820µF would give you around 50 Hz -3dB. 40 watts per channel would be around 3 amperes and under 16 volts, which would be the minimum specs your caps should be rated for, for ideal results.
Hi,
In terms of maximum continuous current through the capacitors you have P=R*I^2 which yields to 3.1A.
But with music, you can consider 1:4 peak to average, so 3.1/4 = 0.79A.
2x1000uF will give you a frequency cut at 79Hz. As mentioned, this is a 6dB/oct filter (1st order) so the roll off is very smooth.
2 Capacitors in series gives you C/2, so an equivalent 500uF.
From TDK standard electrolytic datasheet, 1000uF/100V you can see that if operated below 50C, it will last more that 50,000h.
So, 2x1000uF/100V in series connected with opposed polarity will work for you.
If you need to cut a bit lower, just increase the capacitors, but always keep them equal values.
In terms of maximum continuous current through the capacitors you have P=R*I^2 which yields to 3.1A.
But with music, you can consider 1:4 peak to average, so 3.1/4 = 0.79A.
2x1000uF will give you a frequency cut at 79Hz. As mentioned, this is a 6dB/oct filter (1st order) so the roll off is very smooth.
2 Capacitors in series gives you C/2, so an equivalent 500uF.

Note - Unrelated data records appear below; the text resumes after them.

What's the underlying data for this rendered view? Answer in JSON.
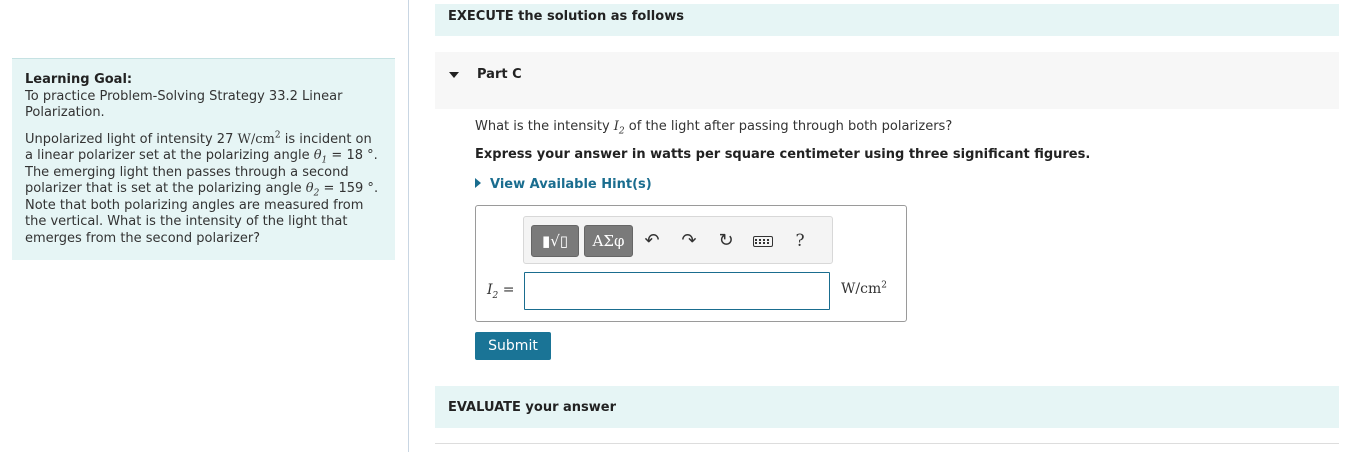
{
  "learning_goal": {
    "title": "Learning Goal:",
    "goal_text": "To practice Problem-Solving Strategy 33.2 Linear Polarization.",
    "problem": {
      "p1": "Unpolarized light of intensity 27 ",
      "unit": "W/cm",
      "unit_exp": "2",
      "p2": " is incident on a linear polarizer set at the polarizing angle ",
      "theta1_sym": "θ",
      "theta1_sub": "1",
      "theta1_val": " = 18 °",
      "p3": ". The emerging light then passes through a second polarizer that is set at the polarizing angle ",
      "theta2_sym": "θ",
      "theta2_sub": "2",
      "theta2_val": " = 159 °",
      "p4": ". Note that both polarizing angles are measured from the vertical. What is the intensity of the light that emerges from the second polarizer?"
    }
  },
  "sections": {
    "execute": "EXECUTE the solution as follows",
    "evaluate": "EVALUATE your answer"
  },
  "part": {
    "title": "Part C",
    "question_pre": "What is the intensity ",
    "question_sym": "I",
    "question_sub": "2",
    "question_post": " of the light after passing through both polarizers?",
    "instruction": "Express your answer in watts per square centimeter using three significant figures.",
    "hint_label": "View Available Hint(s)"
  },
  "answer": {
    "var_sym": "I",
    "var_sub": "2",
    "equals": " =",
    "input_value": "",
    "unit": "W/cm",
    "unit_exp": "2",
    "submit_label": "Submit"
  },
  "toolbar": {
    "templates_glyph": "▮√▯",
    "greek_label": "ΑΣφ",
    "undo_glyph": "↶",
    "redo_glyph": "↷",
    "reset_glyph": "↻",
    "help_label": "?"
  }
}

From TDK standard electrolytic datasheet, 1000uF/100V you can see that if operated below 50C, it will last more that 50,000h.
So, 2x1000uF/100V in series connected with opposed polarity will work for you.

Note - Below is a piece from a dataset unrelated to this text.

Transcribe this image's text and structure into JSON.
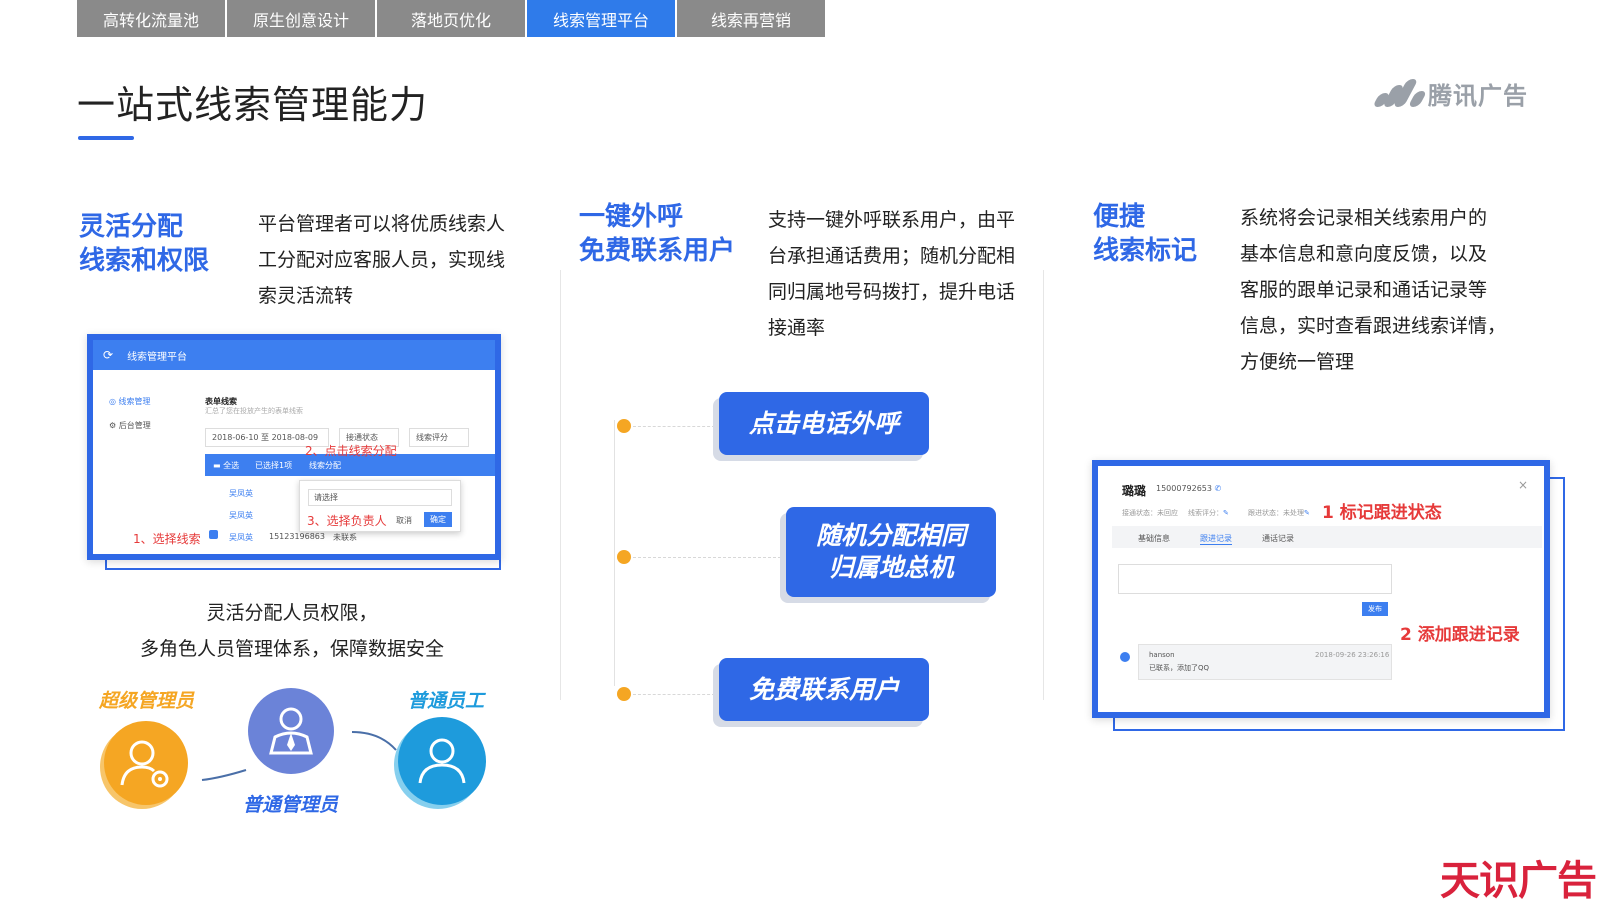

If you need to cut a bit lower, just increase the capacitors, but always keep them equal values.
It works as long as you respect the voltage and average RMS current.
I have a number of deployments since 1978, when I think I built my first speaker.
Reverse current is not an issue for an electrolytic capacitor - its actually the normal operation when charging and discharging.
You cannot reverse the voltage.
Bipolar electrolytics are just two "anti-series" electrolytics, in one package. No functional difference with two identical discrete caps.
You can't have the current reverse if the potential difference is never changed so as to allow the charges to flow the other way. If the potential difference is maintained as "right way around" then the current will not change its direction either. It "flows high to low" in terms of potential.
After digesting everything that's been said, I have went with a single 560uf capacitor. Not going to lie my head was fried last night with numbers. Had to ho distract my self fir an hour then come back to this and it dunk in
If you had access to the center node inside an NPE you would find a slight negative voltage on it after it has been in operation a while. The leakage current from the reverse half cycle charges the caps. Once that happens, the leakage current decreases. An new unformed NPE probably has significant distortion till the bias builds up.
In audio, we have alternating current, so the capacitors are under constant voltage variation (up and down) but not necessarily forward and reversed polarity.
If a capacitor is at 10V and it is forced to move to 12V you have current flowing through in one direction (let's call forward direction).
When it is forced to go from 12V to 10V, negative current flows, thus current is constantly rerversing.
Just make sure this is a non polarized capacitor - you cannot use a single eletrolytic capacitor in alternating current system such as in an audio system.
If a single eletrolytic is inserted in series with speaker, it will eventually blow up as well as cause a strong distortion.